Power loss data protection features
Not often highlighted but most enterprise SSDs contain power loss data protection features. These SSDs typically contains a small buffer or cache in which the data is stored before it’s written to disk. Enterprise SSD leverages various on-board capacitance solutions to provide enough energy for the SSD to move the data from the cache to the drive itself. Protecting the drive and the data. It protects the drive because if a sector is partially written it becomes unreadable. This can lead to performance problems, as the drive will perform time-consuming error recovery on that sector. Select Enterprise drives with power loss data protection features, it avoids erratic performance levels or even drive failure after a power-loss.
Last but certainly not least is the fact that enterprise SSDs are designed to provide a consistent level of performance. SSD vendors expect their enterprise disks to be used intensively for an extended period of time. This means that possibility of a full disk increases dramatically when comparing it to a consumer grade SSD. As data can only be written to a cell that is in an erased state, high levels of write amplification is expected. Please read this article to learn more about write amplification (write amp).
Write amp impacts the ratio of drive writes to host writes, that means that when write amp occurs the number of writes a drive needs to make increases considerably in order to execute those host writes. One way to reduce this strain is to “over-provision” the drive. Vendors, such as Intel, allocate a large amount of flash resource to allow the drive to absorb these write amp operations. This results in a more consistent rate of IOPS and predictable IOPS.
Impact on IOPS and Latency
I’ve done some testing in my lab, and used two enterprise flash drives, a Intel DC S3700 and a Kingston E-100. I also used two different consumer grade flash devices. I refrain from listing the type and vendor name of these disks. I ran the first test from 11:30 to 11:50 I ran the test an enterprise grade SSD drive, the rate of IOPS was consistent and predictable. The VM was migrated to the host with the consumer grade SSD and the same test was run again, not a single moment did the disk provide a steady rate of IOs.
Anandtech.com performed similar tests and witnessed similar behaviour, the publish their results in the article “Exploring the Relationship Between Spare Area and Performance Consistency in Modern SSDs” An excellent read, highly recommended.
Click on the different drive sizes to view their default performance and the impact of spare flash resources on the ability to provide consistent performance.
Next step was to determine latency behaviour. Both Enterprise grade SSD provided an extreme case of predictable latency. To try to create an even playing field I ran read tests instead of write centric tests.

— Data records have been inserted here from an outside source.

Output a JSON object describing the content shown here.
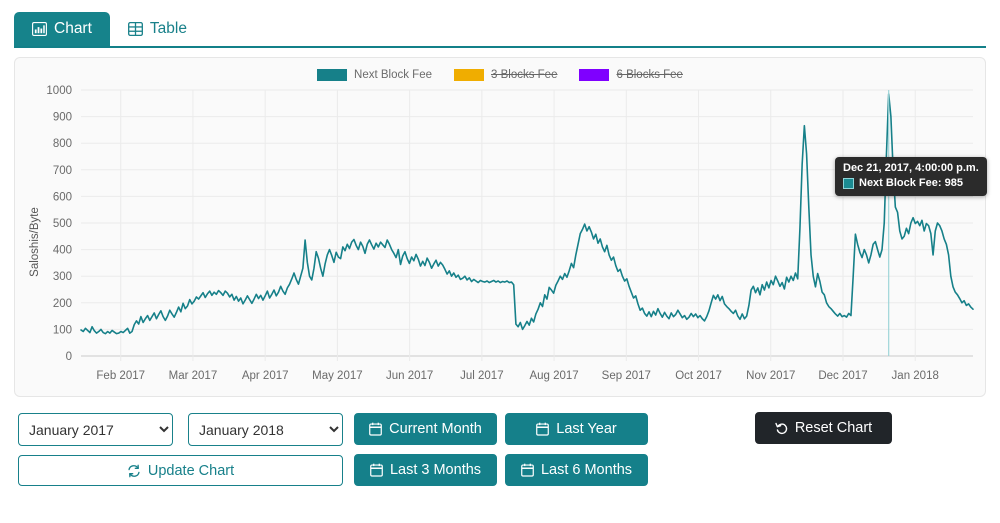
{
  "theme": {
    "accent": "#15808a",
    "accent_dark": "#0f6d75",
    "series_next_block": "#168089",
    "series_3_blocks": "#f0ad00",
    "series_6_blocks": "#7f00ff",
    "panel_bg": "#fafafa",
    "tooltip_bg": "#2b2b2b",
    "reset_bg": "#212529"
  },
  "tabs": [
    {
      "id": "chart",
      "label": "Chart",
      "icon": "bar-chart-icon",
      "active": true
    },
    {
      "id": "table",
      "label": "Table",
      "icon": "table-icon",
      "active": false
    }
  ],
  "legend": [
    {
      "label": "Next Block Fee",
      "color": "#168089",
      "enabled": true
    },
    {
      "label": "3 Blocks Fee",
      "color": "#f0ad00",
      "enabled": false
    },
    {
      "label": "6 Blocks Fee",
      "color": "#7f00ff",
      "enabled": false
    }
  ],
  "tooltip": {
    "title": "Dec 21, 2017, 4:00:00 p.m.",
    "series_label": "Next Block Fee",
    "value": "985",
    "row_text": "Next Block Fee: 985",
    "swatch_color": "#168089"
  },
  "controls": {
    "start_month": {
      "name": "start-month-select",
      "value": "January 2017",
      "options": [
        "January 2017",
        "January 2018"
      ]
    },
    "end_month": {
      "name": "end-month-select",
      "value": "January 2018",
      "options": [
        "January 2017",
        "January 2018"
      ]
    },
    "update_chart": {
      "label": "Update Chart",
      "icon": "refresh-icon"
    },
    "current_month": {
      "label": "Current Month",
      "icon": "calendar-icon"
    },
    "last_year": {
      "label": "Last Year",
      "icon": "calendar-icon"
    },
    "last_3_months": {
      "label": "Last 3 Months",
      "icon": "calendar-icon"
    },
    "last_6_months": {
      "label": "Last 6 Months",
      "icon": "calendar-icon"
    },
    "reset_chart": {
      "label": "Reset Chart",
      "icon": "undo-icon"
    }
  },
  "chart_data": {
    "type": "line",
    "title": "",
    "xlabel": "",
    "ylabel": "Saloshis/Byte",
    "ylim": [
      0,
      1000
    ],
    "yticks": [
      0,
      100,
      200,
      300,
      400,
      500,
      600,
      700,
      800,
      900,
      1000
    ],
    "xticks": [
      "Feb 2017",
      "Mar 2017",
      "Apr 2017",
      "May 2017",
      "Jun 2017",
      "Jul 2017",
      "Aug 2017",
      "Sep 2017",
      "Oct 2017",
      "Nov 2017",
      "Dec 2017",
      "Jan 2018"
    ],
    "x_range": [
      "Jan 2017",
      "Jan 2018"
    ],
    "grid": true,
    "legend_position": "top-center",
    "series": [
      {
        "name": "Next Block Fee",
        "color": "#168089",
        "visible": true,
        "values": [
          98,
          92,
          104,
          96,
          88,
          110,
          95,
          86,
          92,
          100,
          88,
          84,
          92,
          86,
          96,
          90,
          84,
          86,
          92,
          88,
          96,
          104,
          86,
          92,
          118,
          132,
          120,
          148,
          126,
          140,
          152,
          134,
          148,
          162,
          140,
          156,
          170,
          148,
          134,
          150,
          172,
          158,
          146,
          164,
          184,
          166,
          198,
          178,
          188,
          212,
          196,
          206,
          222,
          214,
          226,
          238,
          220,
          234,
          244,
          228,
          240,
          232,
          246,
          238,
          228,
          244,
          236,
          222,
          232,
          210,
          224,
          206,
          218,
          196,
          210,
          226,
          212,
          198,
          214,
          232,
          216,
          228,
          210,
          226,
          244,
          218,
          232,
          248,
          226,
          240,
          262,
          244,
          232,
          256,
          270,
          290,
          312,
          288,
          270,
          300,
          330,
          436,
          352,
          300,
          286,
          330,
          392,
          368,
          330,
          300,
          346,
          380,
          400,
          378,
          352,
          390,
          372,
          366,
          410,
          396,
          420,
          404,
          428,
          438,
          416,
          400,
          428,
          412,
          386,
          420,
          436,
          418,
          402,
          424,
          410,
          428,
          418,
          408,
          436,
          420,
          400,
          386,
          370,
          400,
          344,
          376,
          392,
          366,
          348,
          372,
          358,
          382,
          364,
          338,
          356,
          340,
          368,
          352,
          330,
          346,
          360,
          338,
          352,
          342,
          326,
          308,
          320,
          300,
          312,
          296,
          304,
          288,
          292,
          300,
          286,
          294,
          280,
          288,
          282,
          276,
          284,
          280,
          278,
          282,
          276,
          280,
          284,
          278,
          282,
          276,
          280,
          278,
          282,
          276,
          278,
          268,
          120,
          110,
          126,
          100,
          114,
          130,
          116,
          142,
          128,
          158,
          176,
          200,
          186,
          230,
          214,
          258,
          248,
          236,
          266,
          282,
          300,
          288,
          310,
          296,
          320,
          348,
          332,
          380,
          420,
          460,
          476,
          496,
          470,
          486,
          466,
          440,
          458,
          424,
          440,
          410,
          392,
          416,
          380,
          360,
          372,
          340,
          318,
          326,
          300,
          282,
          290,
          262,
          240,
          218,
          226,
          196,
          172,
          180,
          160,
          150,
          166,
          148,
          168,
          154,
          178,
          160,
          146,
          164,
          150,
          140,
          162,
          148,
          156,
          172,
          158,
          144,
          152,
          138,
          146,
          160,
          148,
          158,
          144,
          152,
          140,
          132,
          148,
          170,
          200,
          228,
          214,
          230,
          208,
          224,
          196,
          186,
          178,
          168,
          160,
          172,
          150,
          138,
          158,
          140,
          150,
          190,
          248,
          262,
          238,
          256,
          230,
          268,
          248,
          278,
          256,
          284,
          268,
          300,
          282,
          262,
          276,
          252,
          296,
          278,
          300,
          284,
          312,
          290,
          480,
          720,
          866,
          760,
          560,
          380,
          300,
          260,
          310,
          280,
          240,
          230,
          200,
          186,
          178,
          168,
          158,
          150,
          160,
          148,
          152,
          146,
          160,
          152,
          300,
          458,
          420,
          390,
          370,
          400,
          380,
          350,
          380,
          420,
          430,
          400,
          372,
          400,
          500,
          760,
          985,
          900,
          700,
          560,
          540,
          470,
          440,
          450,
          480,
          460,
          500,
          520,
          498,
          506,
          490,
          510,
          470,
          498,
          490,
          460,
          380,
          470,
          500,
          490,
          470,
          440,
          420,
          380,
          300,
          260,
          240,
          230,
          216,
          200,
          208,
          190,
          196,
          184,
          176
        ]
      },
      {
        "name": "3 Blocks Fee",
        "color": "#f0ad00",
        "visible": false,
        "values": []
      },
      {
        "name": "6 Blocks Fee",
        "color": "#7f00ff",
        "visible": false,
        "values": []
      }
    ],
    "annotations": [
      {
        "type": "tooltip",
        "x": "Dec 21, 2017, 4:00:00 p.m.",
        "series": "Next Block Fee",
        "y": 985
      }
    ]
  }
}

The first graph was a read test on the Kingston e100.
Latency was consistent providing predictable and consistent application response time.
The consumer grade drive performance charts were not as pretty. The virtual machine running the read test was the only workload hitting the drive and yet the drive had trouble providing steady response times.
Please note that the test were ran multiple times and the graphs shown are the most positive ones for the consumer grades. Multiple (enterprise-level) controllers were used to avoid any impact from that layer.
As more and more SSD drive hit the market we decided to help to determine which drives fit in a strategy ensuring reliable and consistent performance. Therefor PernixData started the PernixDrive initiative, in which we test and approve flash devices.
Providing consistent performance is key for predictable application behaviour. This applies to many levels of operation. First of all it benefits day-to-day customer satisfaction and helps you to reduce troubleshooting application performance. Power-loss data protection features help you to cope with short-term service loss, and avoid continuous performance loss as the drive can survive power-loss situations. Reverting applications to a non-accelerated state, due to complete loss of SSD drive can result in customer dissatisfaction or neglecting your SLA. Higher levels of drive-writes per-day help you to create and ensure high levels of consistent performance for longer terms.
In short, use the correct tool for the job and go for enterprise SSD drives.